Aufnehmen oder fehlerhaftes Verweisen der Gegenstände, fehlverweisen, entwerten entsprechend (je bis zu 4 Punkten Entwertung, wenn der Wiederantsatz am Hund erfolgt und 2 Punkte Pflichtabzug, wenn der Hundeführer am Ende der Leine einen Wiederansatz vornimmt).

Für nicht aufgefundene Gegenstände werden keine Punkte vergeben. Wird kein vom FL ausgelegter Gegenstand aufgefunden, ist die Abt „A“ max. mit der Note „Befriedigend“ zu bewerten. Hierbei ist insbesondere zu berücksichtigen, dass der Hundeführer an keinem Gegenstand die Übung „Wiederansetzen an einem Gegenstand“ zeigen kann.

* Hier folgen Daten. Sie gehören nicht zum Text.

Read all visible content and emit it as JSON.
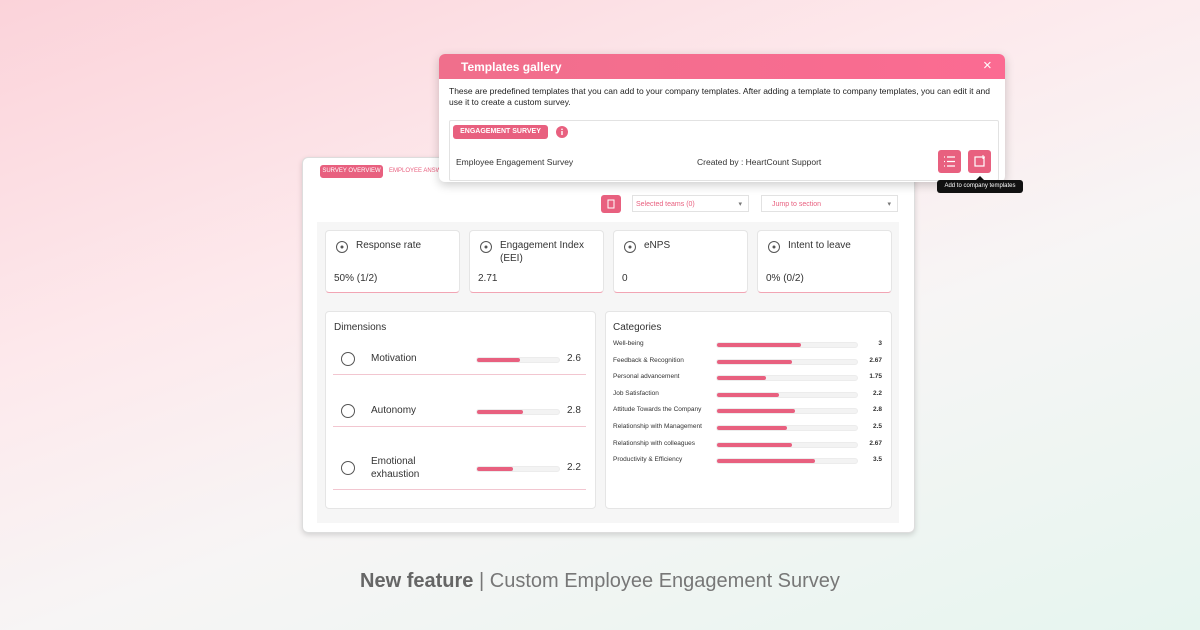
{
  "modal": {
    "title": "Templates gallery",
    "close": "×",
    "description": "These are predefined templates that you can add to your company templates. After adding a template to company templates, you can edit it and use it to create a custom survey.",
    "tag": "ENGAGEMENT SURVEY",
    "template_name": "Employee Engagement Survey",
    "created_by": "Created by : HeartCount Support",
    "tooltip": "Add to company templates"
  },
  "tabs": [
    "SURVEY OVERVIEW",
    "EMPLOYEE ANSW"
  ],
  "filters": {
    "teams": "Selected teams (0)",
    "jump": "Jump to section"
  },
  "kpis": [
    {
      "label": "Response rate",
      "value": "50% (1/2)"
    },
    {
      "label": "Engagement Index (EEI)",
      "value": 2.71
    },
    {
      "label": "eNPS",
      "value": 0
    },
    {
      "label": "Intent to leave",
      "value": "0% (0/2)"
    }
  ],
  "dimensions": {
    "title": "Dimensions",
    "items": [
      {
        "label": "Motivation",
        "value": 2.6
      },
      {
        "label": "Autonomy",
        "value": 2.8
      },
      {
        "label": "Emotional exhaustion",
        "value": 2.2
      }
    ]
  },
  "categories": {
    "title": "Categories",
    "items": [
      {
        "label": "Well-being",
        "value": 3
      },
      {
        "label": "Feedback & Recognition",
        "value": 2.67
      },
      {
        "label": "Personal advancement",
        "value": 1.75
      },
      {
        "label": "Job Satisfaction",
        "value": 2.2
      },
      {
        "label": "Attitude Towards the Company",
        "value": 2.8
      },
      {
        "label": "Relationship with Management",
        "value": 2.5
      },
      {
        "label": "Relationship with colleagues",
        "value": 2.67
      },
      {
        "label": "Productivity & Efficiency",
        "value": 3.5
      }
    ]
  },
  "footer": {
    "bold": "New feature",
    "separator": "|",
    "text": "Custom Employee Engagement Survey"
  }
}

Geht der Hund während der Fährtenarbeit durch Auftreten von Wild dem Jagdtrieb nach, so kann der Hundeführer mit dem Hörzeichen „Platz“ versuchen, den Hund in Gehorsam zu nehmen. Auf RA ist die Fährtenarbeit fortzusetzen. Gelingt dieses nicht, ist die Prüfung zu beenden (Bewertung: Disqualifikation wegen Ungehorsam).

 

Abbruch/Disqualifikation

Verhalten Konsequenz -Hund wird 3x erfolglos im Abgangsbereich angesetzt Abbruch ‐Alle Stufen: HF verlässt Fährte um mehr als eine Leinenlänge oder der Hundeführer missachtet die Anweisung des Leistungsrichters zum Nachgehen ‐Hund erreicht nicht in der vorgeschriebenen Zeit das Ende der Fährte Stufe 3: 20 Minuten nach Ansatz Abbruch, die bis dahin gezeigte Leistung wird bewertet. BESPRECHUNG BIS ZUM ABBRUCH!! ‐Hund nimmt Gegenstand auf und gibt ihn nicht mehr ab. ‐Hund geht Wild nach und lässt sich nicht mehr einsetzen DISQUALIFIKATION wegen Ungehorsam.